As tentativas de notificação de Manuel Vicente para ser constituído arguido e prestar declarações chegou a envolver as procuradorias-gerais de Portugal e Angola. Seguindo os trâmites protocolares normais, o DCIAP enviou em outubro de 2016 uma carta rogatória para a PGR para que esta fosse expedida para a PGR de Angola. Seria esta autoridade judiciária angolana, liderada pelo general João Maria de Sousa, que deveria notificar Manuel Vicente, constituí-lo arguido e interrogá-lo. Como aconteceu com Hélder Bataglia, por exemplo, na Operação Marquês.

A procuradora-geral Joana Marques Vidal decidiu auscultar, através de ofícios escritos, o seu congénere angolano, de forma a perceber a viabilidade de ser cumprida tal carta rogatória. O general João Maria de Sousa recusou cumprir a mesma em novembro de 2016 e em janeiro de 2017 pelas seguintes razões:

  • Manuel Vicente, enquanto vice-presidente de Angola, tinha imunidade equiparada ao presidente José Eduardo dos Santos;
  • Segundo a lei angolana, só podia ser investigado pelo Tribunal Supremo de Angola cinco anos após sair do cargo;
  • Não podia ser extraditado, pois trata-se de um cidadão angolano residente em Angola. Este país, tal com muitos outros, não extradita os seus nacionais.

Em suma: a PGR portuguesa decidiu não enviar a carta rogatória para Angola por ter a convicção de que a mesma nunca seria cumprida por Angola por desejo expresso do procurador-geral angolano.

As magistradas do DCIAP entendem, por isso, que realizaram todas as diligências possíveis para proceder à constituição como arguido e interrogatório de Manuel Vicente, não existindo qualquer nulidade nessa matéria.
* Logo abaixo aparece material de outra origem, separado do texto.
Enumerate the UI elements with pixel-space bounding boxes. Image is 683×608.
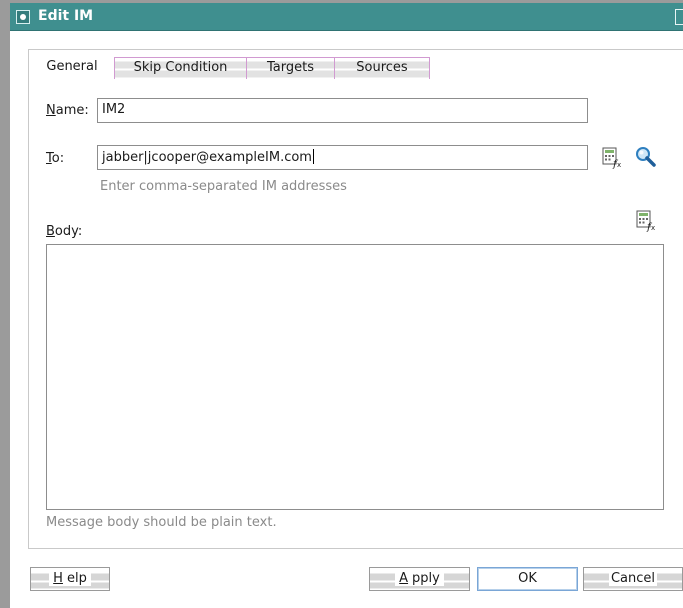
- window-control-icon[interactable]: [675, 9, 683, 25]
- body-textarea[interactable]: [46, 244, 664, 510]
- tab-skip-condition[interactable]: Skip Condition: [114, 57, 247, 79]
- apply-button[interactable]: Apply: [369, 567, 470, 591]
- name-label: Name:: [46, 103, 89, 118]
- body-hint: Message body should be plain text.: [46, 515, 277, 530]
- ok-button[interactable]: OK: [477, 567, 578, 591]
- window-border-left: [0, 0, 10, 608]
- window-menu-icon[interactable]: [16, 10, 30, 24]
- search-icon[interactable]: [634, 146, 656, 168]
- expression-builder-icon[interactable]: f x: [635, 210, 657, 233]
- to-input[interactable]: jabber|jcooper@exampleIM.com: [97, 145, 588, 170]
- to-input-value: jabber|jcooper@exampleIM.com: [102, 150, 312, 165]
- body-label: Body:: [46, 224, 83, 239]
- tab-targets[interactable]: Targets: [247, 57, 335, 79]
- name-input[interactable]: IM2: [97, 98, 588, 123]
- help-button[interactable]: Help: [30, 567, 110, 591]
- cancel-button[interactable]: Cancel: [583, 567, 683, 591]
- dialog-titlebar[interactable]: Edit IM: [10, 3, 683, 31]
- to-label: To:: [46, 151, 65, 166]
- svg-text:x: x: [617, 161, 621, 169]
- tab-general[interactable]: General: [30, 57, 114, 79]
- dialog-title: Edit IM: [38, 8, 94, 24]
- svg-text:x: x: [651, 224, 655, 232]
- to-hint: Enter comma-separated IM addresses: [100, 179, 347, 194]
- text-caret: [312, 149, 314, 164]
- tab-sources[interactable]: Sources: [335, 57, 430, 79]
- expression-builder-icon[interactable]: f x: [601, 147, 623, 170]
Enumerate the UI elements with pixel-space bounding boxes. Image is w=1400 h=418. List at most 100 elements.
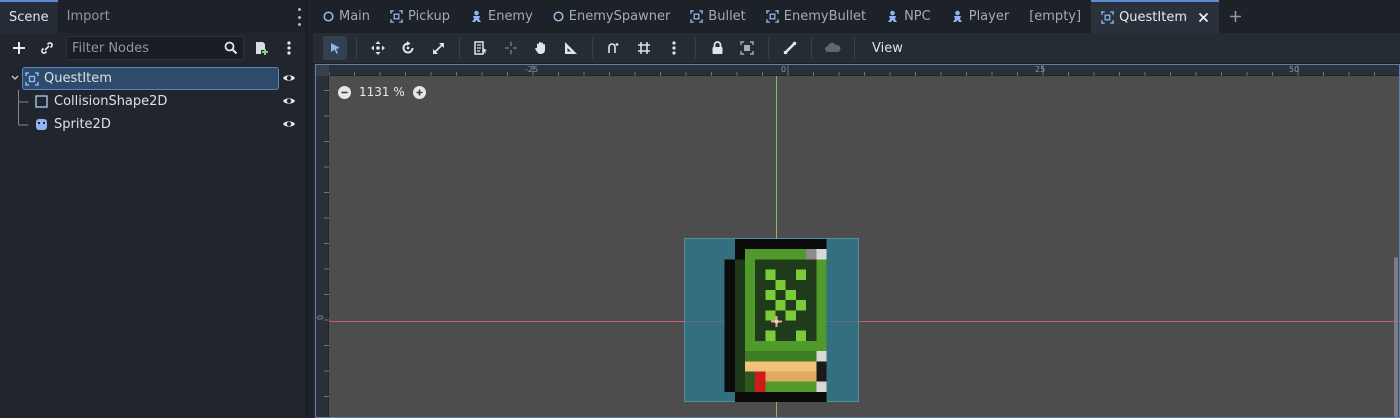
- filter-nodes-input[interactable]: [67, 37, 243, 59]
- scale-mode-button[interactable]: [426, 36, 450, 60]
- ruler-left: 0: [316, 65, 329, 417]
- rotate-mode-button[interactable]: [396, 36, 420, 60]
- area2d-icon: [766, 10, 779, 23]
- instance-scene-button[interactable]: [36, 37, 58, 59]
- scene-toolbar: [0, 33, 306, 63]
- group-icon: [740, 41, 754, 55]
- scene-tree: QuestItem CollisionShape2D Sprite2D: [8, 67, 305, 136]
- ruler-top: -25 0 25 50: [329, 65, 1399, 76]
- tab-enemybullet[interactable]: EnemyBullet: [756, 0, 876, 33]
- pan-mode-button[interactable]: [529, 36, 553, 60]
- snap-options-button[interactable]: [662, 36, 686, 60]
- area2d-icon: [25, 71, 39, 86]
- add-node-button[interactable]: [8, 37, 30, 59]
- tree-item-questitem[interactable]: QuestItem: [8, 67, 305, 90]
- visibility-eye-icon[interactable]: [282, 94, 296, 108]
- ruler-label: 0: [316, 314, 326, 321]
- tab-scene[interactable]: Scene: [0, 0, 58, 33]
- ruler-corner: [316, 65, 329, 76]
- visibility-eye-icon[interactable]: [282, 71, 296, 85]
- dock-menu-icon[interactable]: [296, 8, 302, 26]
- ruler-mode-button[interactable]: [559, 36, 583, 60]
- group-button[interactable]: [735, 36, 759, 60]
- x-axis-line: [329, 321, 1399, 322]
- cloud-icon: [825, 42, 841, 52]
- list-select-icon: [474, 41, 487, 55]
- tree-item-collisionshape2d[interactable]: CollisionShape2D: [8, 90, 305, 113]
- tree-item-sprite2d[interactable]: Sprite2D: [8, 113, 305, 136]
- link-icon: [41, 42, 53, 54]
- tab-questitem[interactable]: QuestItem: [1091, 0, 1219, 33]
- grid-snap-button[interactable]: [632, 36, 656, 60]
- plus-icon: [416, 89, 423, 95]
- node-label: QuestItem: [44, 71, 112, 86]
- move-mode-button[interactable]: [366, 36, 390, 60]
- plus-icon: [1230, 11, 1241, 22]
- ruler-label: 50: [1289, 65, 1300, 74]
- zoom-level[interactable]: 1131 %: [359, 85, 405, 99]
- ruler-label: -25: [525, 65, 539, 74]
- zoom-control: 1131 %: [338, 85, 426, 99]
- hand-icon: [535, 42, 545, 54]
- minus-icon: [341, 91, 348, 93]
- pointer-icon: [330, 42, 340, 54]
- area2d-icon: [690, 10, 704, 23]
- area2d-icon: [390, 10, 403, 23]
- area2d-icon: [1101, 11, 1114, 24]
- script-add-icon: [256, 42, 268, 55]
- pivot-mode-button[interactable]: [499, 36, 523, 60]
- character-body-icon: [952, 10, 962, 22]
- tab-empty[interactable]: [empty]: [1019, 0, 1091, 33]
- character-body-icon: [471, 10, 481, 22]
- tab-enemyspawner[interactable]: EnemySpawner: [543, 0, 681, 33]
- bone-icon: [783, 41, 797, 55]
- tab-pickup[interactable]: Pickup: [380, 0, 460, 33]
- lock-button[interactable]: [705, 36, 729, 60]
- tab-main[interactable]: Main: [313, 0, 380, 33]
- scene-dock: Scene Import Filter Nodes QuestItem Coll…: [0, 0, 307, 418]
- sprite-icon: [36, 119, 47, 130]
- ruler-label: 25: [1035, 65, 1046, 74]
- grid-snap-icon: [638, 42, 650, 54]
- close-icon[interactable]: [1198, 12, 1209, 23]
- scale-icon: [432, 42, 444, 54]
- pivot-marker-icon[interactable]: [770, 315, 783, 328]
- node-label: Sprite2D: [54, 117, 111, 132]
- kebab-menu-icon: [287, 41, 291, 55]
- canvas-toolbar: View: [313, 33, 1400, 64]
- scene-options-button[interactable]: [278, 37, 300, 59]
- kebab-menu-icon: [672, 41, 676, 55]
- ruler-label: 0: [781, 65, 787, 74]
- tab-npc[interactable]: NPC: [876, 0, 941, 33]
- node-circle-icon: [323, 11, 334, 22]
- ruler-icon: [565, 42, 577, 54]
- select-mode-button[interactable]: [323, 36, 347, 60]
- canvas-editor: Main Pickup Enemy EnemySpawner Bullet En…: [313, 0, 1400, 418]
- skeleton-button[interactable]: [778, 36, 802, 60]
- 2d-viewport[interactable]: -25 0 25 50 0 1131 %: [315, 64, 1400, 418]
- filter-nodes: [66, 36, 244, 60]
- smart-snap-button[interactable]: [602, 36, 626, 60]
- ruler-ticks: [324, 65, 329, 397]
- zoom-in-button[interactable]: [412, 85, 426, 99]
- tab-enemy[interactable]: Enemy: [460, 0, 543, 33]
- view-menu-button[interactable]: View: [864, 41, 911, 56]
- zoom-out-button[interactable]: [338, 85, 351, 99]
- particles-button[interactable]: [821, 36, 845, 60]
- lock-icon: [712, 41, 722, 54]
- rotate-icon: [402, 41, 414, 54]
- list-select-button[interactable]: [469, 36, 493, 60]
- vertical-scrollbar[interactable]: [1394, 257, 1398, 417]
- new-scene-tab-button[interactable]: [1219, 0, 1252, 33]
- tab-player[interactable]: Player: [941, 0, 1019, 33]
- tab-bullet[interactable]: Bullet: [680, 0, 755, 33]
- dock-tab-bar: Scene Import: [0, 0, 306, 33]
- ruler-ticks: [329, 65, 1375, 76]
- node-label: CollisionShape2D: [54, 94, 168, 109]
- search-icon: [224, 41, 238, 55]
- tab-import[interactable]: Import: [58, 0, 119, 33]
- attach-script-button[interactable]: [250, 37, 272, 59]
- visibility-eye-icon[interactable]: [282, 117, 296, 131]
- collision-shape-icon: [35, 95, 48, 108]
- scene-tab-bar: Main Pickup Enemy EnemySpawner Bullet En…: [313, 0, 1400, 33]
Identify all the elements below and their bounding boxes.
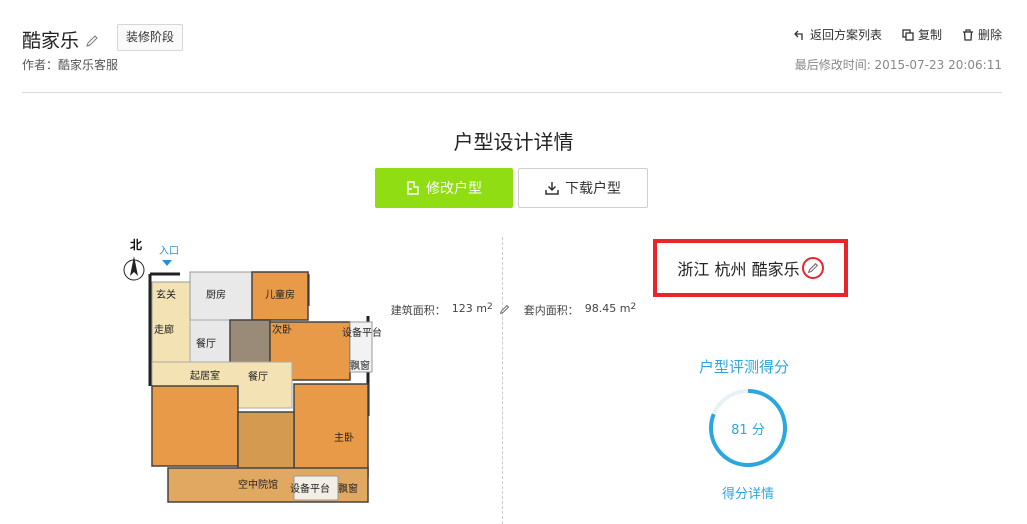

Mais tarde, aquando da emissão do despacho de acusação a 16 de fevereiro, o MP notificou o advogado Rui Patrício do mesmo e a PGR portuguesa remeteu o despacho por carta rogatória para a sua congénere angolana. Contrariando os argumentos apresentados anteriormente, a autoridade judiciária liderada pelo general João Maria de Sousa informou que iria pedir um parecer ao Tribunal Constitucional de Angola sobre a possibilidade de levantamento da imunidade atribuída pela lei a Manuel Vicente. E adiou a notificação do despacho de acusação.